Two other Declarations of the Rights of Man and of the Citizen were voted under the French Revolution.
The Declaration of 1793, which served as a preface to the Year I Constitution, emphasized equality; it prohibited slavery; she asserted that “public relief is a sacred debt. Society owes its subsistence to unhappy citizens, either by providing them with work or by ensuring the means of existence for those who are unable to work "(Article 21); that "education is everyone's need. Society must favor with all its power the progress of public reason and make education accessible to all citizens ”(article 22). Finally, according to article 35, "when the government violates the rights of the people, the insurrection is for the people, and for every portion of the people, the most sacred and the most indispensable of duties".

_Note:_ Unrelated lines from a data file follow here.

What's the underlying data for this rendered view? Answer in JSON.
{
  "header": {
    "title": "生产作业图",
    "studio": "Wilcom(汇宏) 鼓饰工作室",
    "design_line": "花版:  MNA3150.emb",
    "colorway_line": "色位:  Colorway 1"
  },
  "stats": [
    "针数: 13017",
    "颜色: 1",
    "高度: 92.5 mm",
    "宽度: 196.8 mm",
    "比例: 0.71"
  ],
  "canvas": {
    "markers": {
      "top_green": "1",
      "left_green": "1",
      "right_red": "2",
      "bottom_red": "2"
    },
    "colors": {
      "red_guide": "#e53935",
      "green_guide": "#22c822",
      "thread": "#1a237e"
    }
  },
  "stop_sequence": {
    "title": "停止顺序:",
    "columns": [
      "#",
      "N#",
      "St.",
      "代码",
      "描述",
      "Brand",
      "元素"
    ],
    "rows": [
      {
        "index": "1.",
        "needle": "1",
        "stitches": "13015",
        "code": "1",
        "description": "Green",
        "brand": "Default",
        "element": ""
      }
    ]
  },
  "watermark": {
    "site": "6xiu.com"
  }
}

The Declaration of 1795, an introduction to the Constitution of Year III (that of the Directory), was much closer to that of 1789 than that of 1793; it no longer mentioned the rights to work, to assistance and to insurrection. In addition, it was accompanied by a Declaration of Duties, which placed particular emphasis on maintaining property.
- The Declaration of the Rights of Man and of the Citizen (August 26, 1789), by J. Morange. What do I know, 2002.
- The Declaration of the Rights of Man and of the Citizen of 1789; history, analysis and commentary. Economica, 1993.
- The Constitutions of France since 1789, by Jacques Godechot. Flammarion, 1993.